Words and Numbers

https://pixabay.com/illustrations/pi-circle-diameter-circumference-1338559/

Strategies to memorize π sometimes rely on devising a sentence with words of representative lengths. Isaac Asimov offered this one:

How I want a drink, alcoholic, of course, after the heavy lectures involving quantum mechanics!

Count the letters in each word and you get 3.14159265358979. That’s not the best strategy, though: What shall we do about zero? And it’s hard to reel off the digits impressively for friends when you have to stop and count the letters in each word.

Arthur Benjamin, a mathematician at Harvey Mudd College, suggests using a phonetic code instead:

1 = t or th or d
2 = n
3 = m
4 = r
5 = l
6 = sh, ch, or j
7 = k or hard g
8 = f or v
9 = p or b
0 = s or z

Once we’ve memorized this list, we can turn a whole string of digits into a single word simply by inserting vowels between the consonants. So, for example, 314 could be represented by meter, motor, meteor, matter, mother, etc.
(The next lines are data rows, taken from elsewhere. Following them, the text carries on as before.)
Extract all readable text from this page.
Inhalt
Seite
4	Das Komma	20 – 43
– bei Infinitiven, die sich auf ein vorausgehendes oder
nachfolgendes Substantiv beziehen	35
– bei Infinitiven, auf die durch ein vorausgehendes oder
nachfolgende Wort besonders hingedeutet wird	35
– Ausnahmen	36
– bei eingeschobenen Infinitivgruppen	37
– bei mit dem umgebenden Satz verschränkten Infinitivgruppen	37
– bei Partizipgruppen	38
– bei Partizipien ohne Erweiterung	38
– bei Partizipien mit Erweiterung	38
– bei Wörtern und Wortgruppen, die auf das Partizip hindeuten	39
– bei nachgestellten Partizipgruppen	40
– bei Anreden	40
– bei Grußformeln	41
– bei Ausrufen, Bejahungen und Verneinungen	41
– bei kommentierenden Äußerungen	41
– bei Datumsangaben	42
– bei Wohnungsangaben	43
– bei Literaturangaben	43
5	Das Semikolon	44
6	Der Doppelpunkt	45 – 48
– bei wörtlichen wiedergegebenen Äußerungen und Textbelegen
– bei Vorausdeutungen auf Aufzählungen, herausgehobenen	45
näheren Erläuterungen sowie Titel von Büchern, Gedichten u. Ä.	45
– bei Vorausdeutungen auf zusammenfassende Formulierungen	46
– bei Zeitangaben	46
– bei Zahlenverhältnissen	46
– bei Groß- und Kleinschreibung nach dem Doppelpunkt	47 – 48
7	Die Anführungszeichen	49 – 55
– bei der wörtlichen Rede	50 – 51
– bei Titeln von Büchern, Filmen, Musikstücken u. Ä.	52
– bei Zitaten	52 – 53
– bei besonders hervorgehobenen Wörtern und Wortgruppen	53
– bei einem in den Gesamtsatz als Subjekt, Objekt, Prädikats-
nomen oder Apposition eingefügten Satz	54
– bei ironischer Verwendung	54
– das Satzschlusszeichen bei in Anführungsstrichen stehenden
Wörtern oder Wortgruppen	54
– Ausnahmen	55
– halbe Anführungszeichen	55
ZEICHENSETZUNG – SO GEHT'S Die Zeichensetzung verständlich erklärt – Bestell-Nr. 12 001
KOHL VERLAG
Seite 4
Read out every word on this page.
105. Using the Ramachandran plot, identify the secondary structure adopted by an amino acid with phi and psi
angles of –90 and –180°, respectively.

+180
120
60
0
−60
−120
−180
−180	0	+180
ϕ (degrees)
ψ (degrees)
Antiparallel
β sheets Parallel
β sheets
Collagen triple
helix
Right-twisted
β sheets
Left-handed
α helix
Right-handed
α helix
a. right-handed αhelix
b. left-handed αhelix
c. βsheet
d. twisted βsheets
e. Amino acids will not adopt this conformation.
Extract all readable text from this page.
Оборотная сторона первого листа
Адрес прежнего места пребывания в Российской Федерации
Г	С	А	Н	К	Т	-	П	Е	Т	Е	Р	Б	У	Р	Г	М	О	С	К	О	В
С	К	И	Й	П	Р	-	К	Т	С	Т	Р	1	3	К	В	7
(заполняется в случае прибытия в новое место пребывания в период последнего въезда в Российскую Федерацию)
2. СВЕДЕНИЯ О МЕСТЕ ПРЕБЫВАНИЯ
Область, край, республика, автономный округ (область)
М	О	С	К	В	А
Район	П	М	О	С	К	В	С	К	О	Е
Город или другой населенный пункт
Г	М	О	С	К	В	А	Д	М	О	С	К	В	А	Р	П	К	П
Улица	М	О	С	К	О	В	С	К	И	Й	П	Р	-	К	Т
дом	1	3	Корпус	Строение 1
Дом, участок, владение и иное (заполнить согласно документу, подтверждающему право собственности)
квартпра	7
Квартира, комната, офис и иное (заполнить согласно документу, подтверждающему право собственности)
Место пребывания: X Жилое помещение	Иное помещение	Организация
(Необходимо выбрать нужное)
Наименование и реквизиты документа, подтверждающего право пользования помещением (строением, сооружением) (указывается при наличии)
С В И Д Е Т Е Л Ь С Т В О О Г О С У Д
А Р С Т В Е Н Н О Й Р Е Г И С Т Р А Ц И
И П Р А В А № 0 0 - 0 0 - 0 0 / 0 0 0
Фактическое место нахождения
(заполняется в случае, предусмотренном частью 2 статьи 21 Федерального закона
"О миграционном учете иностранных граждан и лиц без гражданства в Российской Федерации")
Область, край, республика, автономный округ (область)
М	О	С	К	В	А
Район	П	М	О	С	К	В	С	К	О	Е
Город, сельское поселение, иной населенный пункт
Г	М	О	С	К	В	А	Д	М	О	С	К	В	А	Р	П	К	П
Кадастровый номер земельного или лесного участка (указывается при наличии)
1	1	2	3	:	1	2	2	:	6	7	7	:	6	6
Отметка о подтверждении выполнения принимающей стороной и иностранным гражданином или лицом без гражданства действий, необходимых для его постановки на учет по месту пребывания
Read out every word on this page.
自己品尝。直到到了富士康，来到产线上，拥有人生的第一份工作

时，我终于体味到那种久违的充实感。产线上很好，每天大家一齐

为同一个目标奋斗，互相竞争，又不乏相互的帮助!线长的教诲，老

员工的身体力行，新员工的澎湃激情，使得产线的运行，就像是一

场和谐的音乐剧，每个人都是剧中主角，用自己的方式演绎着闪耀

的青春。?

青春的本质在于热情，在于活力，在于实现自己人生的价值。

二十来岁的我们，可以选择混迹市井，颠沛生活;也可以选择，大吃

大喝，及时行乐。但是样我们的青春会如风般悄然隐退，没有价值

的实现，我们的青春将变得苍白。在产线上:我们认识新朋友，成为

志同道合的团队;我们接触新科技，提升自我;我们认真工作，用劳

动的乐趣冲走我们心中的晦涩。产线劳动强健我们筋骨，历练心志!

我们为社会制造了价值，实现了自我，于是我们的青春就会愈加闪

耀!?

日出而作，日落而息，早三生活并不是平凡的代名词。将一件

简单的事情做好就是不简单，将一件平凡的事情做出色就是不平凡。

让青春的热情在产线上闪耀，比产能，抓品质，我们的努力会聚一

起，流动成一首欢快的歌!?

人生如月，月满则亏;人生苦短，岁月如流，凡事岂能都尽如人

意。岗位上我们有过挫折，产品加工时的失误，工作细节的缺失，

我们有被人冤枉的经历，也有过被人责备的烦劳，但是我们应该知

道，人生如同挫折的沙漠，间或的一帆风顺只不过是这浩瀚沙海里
The consonants h, w, and y, which don’t appear in the list, can be used like additional vowels.

Using this method, it takes only three sentences to encode the first 60 digits of π:

3. 1415 926 5 3 58 97 9 3 2 384 6264
My turtle Pancho will, my love, pick up my new mover Ginger.

3 38 327 950 2 8841 971
My movie monkey plays in a favorite bucket.

69 3 99 375 1 05820 97494
Ship my puppy Michael to Sullivan’s backrubber!

Now we just need a way to remember the sentences …

(Arthur T. Benjamin, “A Better Way to Memorize Pi: The Phonetic Code,” Math Horizons 7:3 [February 2000], 17.)